Des clauses possibles dans le contrat ou le règlement intérieur

Pour limiter les risques, certaines entreprises mettent en place des mécanismes internes permettant de suivre la validité des permis de conduire.

Le contrat de travail, le règlement intérieur ou une note de service peuvent ainsi prévoir une clause obligeant les salariés concernés à informer l’employeur en cas de suspension ou de perte du permis.

Dans certaines organisations, les conducteurs doivent également fournir régulièrement une attestation sur l’honneur confirmant qu’ils disposent toujours d’un permis valide.

Ces dispositifs permettent à l’entreprise de sécuriser son activité tout en rappelant les obligations professionnelles liées au poste.

Une limite demeure toutefois clairement fixée : l’employeur ne peut pas exiger de connaître le nombre exact de points restant sur le permis de conduire du salarié.
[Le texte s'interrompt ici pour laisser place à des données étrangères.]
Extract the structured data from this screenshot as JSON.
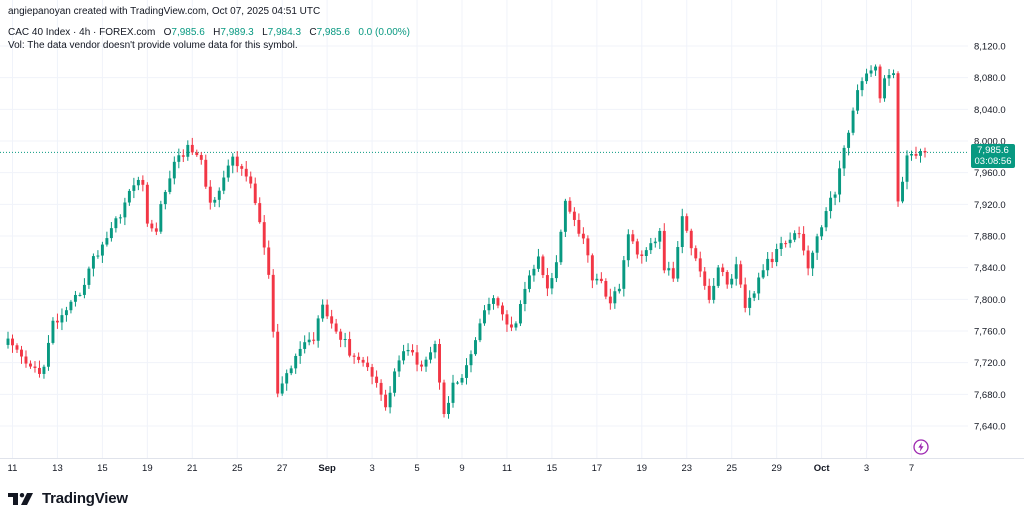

Cette information relève de la sphère personnelle et n’a pas à être communiquée dans le cadre de la relation de travail.

Perte du permis et conséquences sur le contrat de travail

La perte ou l’invalidation du permis de conduire peut avoir des conséquences importantes lorsque la conduite constitue une condition essentielle de l’emploi.

Si les faits ayant entraîné le retrait du permis se sont produits en dehors du temps de travail, l’employeur peut envisager un licenciement non disciplinaire.

Celui-ci doit cependant être justifié par un trouble objectif au fonctionnement de l’entreprise, par exemple l’impossibilité pour le salarié d’exercer ses fonctions.

En revanche, lorsque l’infraction a été commise dans le cadre de l’activité professionnelle, la situation peut relever du champ disciplinaire. L’employeur peut alors envisager différentes sanctions, allant de l’avertissement au licenciement, selon la gravité des faits.

Dans certains secteurs, les accords collectifs ou conventions collectives prévoient néanmoins des dispositifs de protection. Ils peuvent imposer à l’employeur d’étudier en priorité une solution de reclassement sur un poste ne nécessitant pas la conduite avant d’envisager une rupture du contrat de travail.